Twilight in the Desert by Matthew R. Simmons

Author:Matthew R. Simmons
Language: eng
Format: epub
Publisher: Wiley
Published: 2010-12-27T16:00:00+00:00


9

The Best of the Rest

The Lower-Production Oilfields

The half-century of miraculous oil production in Saudi Arabia has been anchored by the largest oilfield the world has ever known, Ghawar, supported strongly by three other super-giant fields, Safaniya, Abqaiq, and Berri. In 1979, when Saudi Arabia’s oil output was nearing its all-time peak, these four fields accounted for 8.5 million barrels a day of a 9.8 million barrel sustainable peak output. All three of these sustaining oilfields are well past their production peaks and possibly nearing steep production declines. They might be reinvigorated for some period of time through aggressive drilling and stimulation strategies, but this would be the equivalent of performing a tune-up on a 30-year old Buick: It will make the car run better for a short while, but top speed will be 60 miles per hour instead of 95, and every hard acceleration will take a toll. Only with Ghawar is it unclear whether production has peaked or not. But if Ghawar is still capable of producing more than five million barrels per day, everything said about the field in the technical literature suggests that output at such a rate could not be sustained for very long, and it would damage future productivity.

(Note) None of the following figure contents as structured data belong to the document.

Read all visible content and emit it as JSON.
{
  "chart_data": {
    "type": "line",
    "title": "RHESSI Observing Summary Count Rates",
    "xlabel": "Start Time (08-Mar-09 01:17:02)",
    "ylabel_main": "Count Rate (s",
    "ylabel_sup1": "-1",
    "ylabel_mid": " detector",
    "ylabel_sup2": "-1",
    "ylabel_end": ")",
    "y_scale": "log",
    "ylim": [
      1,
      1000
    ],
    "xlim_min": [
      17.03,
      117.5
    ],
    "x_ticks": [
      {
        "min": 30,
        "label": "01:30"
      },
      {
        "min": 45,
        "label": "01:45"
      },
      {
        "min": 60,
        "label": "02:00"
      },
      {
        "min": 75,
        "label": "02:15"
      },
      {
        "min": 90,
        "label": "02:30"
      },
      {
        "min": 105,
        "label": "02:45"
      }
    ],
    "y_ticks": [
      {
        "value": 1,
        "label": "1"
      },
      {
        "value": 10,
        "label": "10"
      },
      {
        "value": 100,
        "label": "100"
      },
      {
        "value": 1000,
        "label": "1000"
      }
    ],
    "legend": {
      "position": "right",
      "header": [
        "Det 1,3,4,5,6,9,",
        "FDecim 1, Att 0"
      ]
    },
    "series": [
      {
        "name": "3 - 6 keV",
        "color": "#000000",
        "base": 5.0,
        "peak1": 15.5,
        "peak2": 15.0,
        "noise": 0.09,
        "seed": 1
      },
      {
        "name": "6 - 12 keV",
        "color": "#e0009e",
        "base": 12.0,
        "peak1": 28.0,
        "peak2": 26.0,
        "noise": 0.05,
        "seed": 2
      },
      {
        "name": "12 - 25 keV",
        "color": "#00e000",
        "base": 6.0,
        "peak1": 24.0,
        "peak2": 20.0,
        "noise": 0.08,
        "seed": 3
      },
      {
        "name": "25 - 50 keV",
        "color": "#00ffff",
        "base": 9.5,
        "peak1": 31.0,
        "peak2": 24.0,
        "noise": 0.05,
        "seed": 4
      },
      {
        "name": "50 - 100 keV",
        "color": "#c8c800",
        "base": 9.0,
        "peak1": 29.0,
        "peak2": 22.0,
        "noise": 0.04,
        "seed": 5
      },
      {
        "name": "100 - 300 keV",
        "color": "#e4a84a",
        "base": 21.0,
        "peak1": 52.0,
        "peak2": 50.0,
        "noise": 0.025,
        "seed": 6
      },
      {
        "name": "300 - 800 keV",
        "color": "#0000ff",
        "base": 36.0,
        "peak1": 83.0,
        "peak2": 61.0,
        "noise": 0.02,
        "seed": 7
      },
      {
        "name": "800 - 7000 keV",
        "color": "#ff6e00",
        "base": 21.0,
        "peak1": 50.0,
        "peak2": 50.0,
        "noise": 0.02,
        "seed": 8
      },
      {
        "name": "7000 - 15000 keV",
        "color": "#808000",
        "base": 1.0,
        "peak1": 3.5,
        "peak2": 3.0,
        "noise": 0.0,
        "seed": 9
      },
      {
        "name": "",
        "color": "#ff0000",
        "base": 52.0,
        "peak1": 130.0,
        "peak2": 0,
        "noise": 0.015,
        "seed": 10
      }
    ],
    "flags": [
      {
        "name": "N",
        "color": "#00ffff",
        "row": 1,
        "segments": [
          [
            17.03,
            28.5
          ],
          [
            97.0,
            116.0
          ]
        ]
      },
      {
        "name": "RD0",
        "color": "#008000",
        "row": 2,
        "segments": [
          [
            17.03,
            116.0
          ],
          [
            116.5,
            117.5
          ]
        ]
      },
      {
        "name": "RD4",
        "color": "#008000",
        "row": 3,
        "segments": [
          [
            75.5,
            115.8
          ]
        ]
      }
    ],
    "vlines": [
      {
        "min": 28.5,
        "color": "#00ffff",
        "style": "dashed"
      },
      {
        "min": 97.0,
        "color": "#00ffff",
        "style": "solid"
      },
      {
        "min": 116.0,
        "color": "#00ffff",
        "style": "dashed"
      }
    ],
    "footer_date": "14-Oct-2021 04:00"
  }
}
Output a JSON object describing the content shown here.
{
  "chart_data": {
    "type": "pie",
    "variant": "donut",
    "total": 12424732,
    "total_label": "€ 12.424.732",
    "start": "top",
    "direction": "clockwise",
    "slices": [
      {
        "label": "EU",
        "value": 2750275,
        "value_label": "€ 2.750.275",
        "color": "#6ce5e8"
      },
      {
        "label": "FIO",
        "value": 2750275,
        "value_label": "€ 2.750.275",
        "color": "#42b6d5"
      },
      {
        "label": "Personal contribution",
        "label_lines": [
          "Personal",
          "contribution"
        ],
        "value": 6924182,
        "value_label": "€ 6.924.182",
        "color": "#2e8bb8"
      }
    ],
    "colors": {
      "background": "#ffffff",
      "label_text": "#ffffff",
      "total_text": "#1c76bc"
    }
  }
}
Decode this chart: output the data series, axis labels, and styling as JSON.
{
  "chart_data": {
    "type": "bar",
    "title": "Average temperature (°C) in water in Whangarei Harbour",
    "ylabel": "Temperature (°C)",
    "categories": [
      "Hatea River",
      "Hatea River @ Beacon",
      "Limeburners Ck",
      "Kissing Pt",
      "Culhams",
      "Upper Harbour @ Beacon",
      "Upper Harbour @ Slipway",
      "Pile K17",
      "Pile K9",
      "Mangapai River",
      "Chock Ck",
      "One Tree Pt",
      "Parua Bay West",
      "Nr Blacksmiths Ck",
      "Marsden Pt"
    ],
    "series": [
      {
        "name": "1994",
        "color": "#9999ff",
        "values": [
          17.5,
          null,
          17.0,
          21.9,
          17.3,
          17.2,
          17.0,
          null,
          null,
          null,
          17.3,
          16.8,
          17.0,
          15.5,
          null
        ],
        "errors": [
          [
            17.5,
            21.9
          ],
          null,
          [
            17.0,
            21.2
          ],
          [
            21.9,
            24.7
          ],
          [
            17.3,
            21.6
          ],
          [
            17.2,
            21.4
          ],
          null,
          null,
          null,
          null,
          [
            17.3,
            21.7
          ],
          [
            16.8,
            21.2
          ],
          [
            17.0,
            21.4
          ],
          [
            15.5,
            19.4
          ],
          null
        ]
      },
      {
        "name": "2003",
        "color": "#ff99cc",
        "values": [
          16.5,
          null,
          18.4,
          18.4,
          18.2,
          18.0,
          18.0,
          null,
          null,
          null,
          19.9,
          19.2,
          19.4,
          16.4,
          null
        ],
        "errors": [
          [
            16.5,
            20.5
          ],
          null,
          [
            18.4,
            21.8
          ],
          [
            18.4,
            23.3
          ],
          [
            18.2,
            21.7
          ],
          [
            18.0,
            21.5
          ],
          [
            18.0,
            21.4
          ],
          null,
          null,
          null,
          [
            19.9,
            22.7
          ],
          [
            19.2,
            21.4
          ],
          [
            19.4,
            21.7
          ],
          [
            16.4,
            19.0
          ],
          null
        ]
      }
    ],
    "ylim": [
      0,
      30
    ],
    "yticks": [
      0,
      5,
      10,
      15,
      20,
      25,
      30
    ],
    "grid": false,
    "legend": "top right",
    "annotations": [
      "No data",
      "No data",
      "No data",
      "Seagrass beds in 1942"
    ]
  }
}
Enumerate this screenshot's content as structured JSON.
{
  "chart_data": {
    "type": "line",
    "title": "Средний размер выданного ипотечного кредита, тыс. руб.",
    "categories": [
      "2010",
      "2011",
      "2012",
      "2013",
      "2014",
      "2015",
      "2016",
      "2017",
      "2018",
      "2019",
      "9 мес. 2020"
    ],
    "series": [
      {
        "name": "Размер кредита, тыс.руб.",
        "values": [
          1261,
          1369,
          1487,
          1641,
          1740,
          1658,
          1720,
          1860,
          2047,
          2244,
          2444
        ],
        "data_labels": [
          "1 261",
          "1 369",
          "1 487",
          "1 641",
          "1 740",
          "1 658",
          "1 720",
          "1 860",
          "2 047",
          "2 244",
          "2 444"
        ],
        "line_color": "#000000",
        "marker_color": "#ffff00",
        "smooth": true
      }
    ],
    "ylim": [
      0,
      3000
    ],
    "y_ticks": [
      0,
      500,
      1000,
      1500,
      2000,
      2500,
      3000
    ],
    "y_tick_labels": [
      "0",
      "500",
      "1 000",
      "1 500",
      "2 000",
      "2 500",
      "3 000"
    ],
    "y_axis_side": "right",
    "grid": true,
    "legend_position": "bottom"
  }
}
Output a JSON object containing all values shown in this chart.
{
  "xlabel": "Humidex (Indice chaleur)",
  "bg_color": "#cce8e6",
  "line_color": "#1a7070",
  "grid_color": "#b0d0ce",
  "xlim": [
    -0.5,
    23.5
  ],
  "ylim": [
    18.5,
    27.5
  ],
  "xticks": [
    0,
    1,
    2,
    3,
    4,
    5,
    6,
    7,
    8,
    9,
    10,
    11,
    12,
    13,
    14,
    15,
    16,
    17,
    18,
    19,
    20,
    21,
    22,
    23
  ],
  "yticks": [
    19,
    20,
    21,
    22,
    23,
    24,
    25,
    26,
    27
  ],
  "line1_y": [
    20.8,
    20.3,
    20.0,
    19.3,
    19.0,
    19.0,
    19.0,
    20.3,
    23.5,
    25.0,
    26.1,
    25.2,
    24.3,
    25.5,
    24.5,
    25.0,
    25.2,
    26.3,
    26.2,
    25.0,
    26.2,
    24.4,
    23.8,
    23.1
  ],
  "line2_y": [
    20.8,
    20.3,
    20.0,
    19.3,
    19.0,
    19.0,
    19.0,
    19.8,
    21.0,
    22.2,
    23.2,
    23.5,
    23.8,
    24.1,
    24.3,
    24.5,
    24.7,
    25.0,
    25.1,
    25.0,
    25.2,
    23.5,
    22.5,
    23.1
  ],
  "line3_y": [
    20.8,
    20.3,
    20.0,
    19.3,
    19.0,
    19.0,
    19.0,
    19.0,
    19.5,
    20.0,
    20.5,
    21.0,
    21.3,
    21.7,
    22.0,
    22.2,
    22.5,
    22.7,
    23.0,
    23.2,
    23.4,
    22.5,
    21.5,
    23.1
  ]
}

What, then, of the other fields that have supplemented production from the super-giants over the years? Can they make up for declining production from Saudi Arabia’s Big Four oilfields? The answer would seem to be “no,” but with a minor qualification. The more recently developed Shaybah field may have further upside potential, but it has already shown that it will not replicate Abqaiq or Berri. No other new discoveries are queued up for development.

Instead, Saudi Aramco is investing its capital in projects to revive several fields that have either declined significantly or have been mothballed for some time due to their poor reservoir qualities, deficient performance, or both. The target production rates for these fields are impressive, well beyond the production levels they achieved the first time around. It remains to be seen whether this handful of sows’ ears can be turned into silk purses. The past performance of these fields is not encouraging for future production, as we shall see in this chapter.

So far, Saudi Aramco has been unusually successful in applying leading-edge technology to address problems in its oilfields, and it would seem to be counting on this technology to work new miracles. The newer technologies and production practices are expensive, however, and the barrels of oil that Aramco can extract through multilateral horizontal completions and reservoir-stimulation techniques will cost more than the barrels of free-flowing oil that used to come so easily from open-hole vertical wells in Ghawar and Abqaiq. Further, the fields now targeted for investment and the pockets of remaining oil in the mainstay fields present issues that are far more complex and problematic than almost any of the challenges Aramco faced before the 1990s.

Saudi Arabia’s oil production is balanced at a precarious tipping point. Aramco’s current programs and initiatives may forestall the tipping into decline for a short time.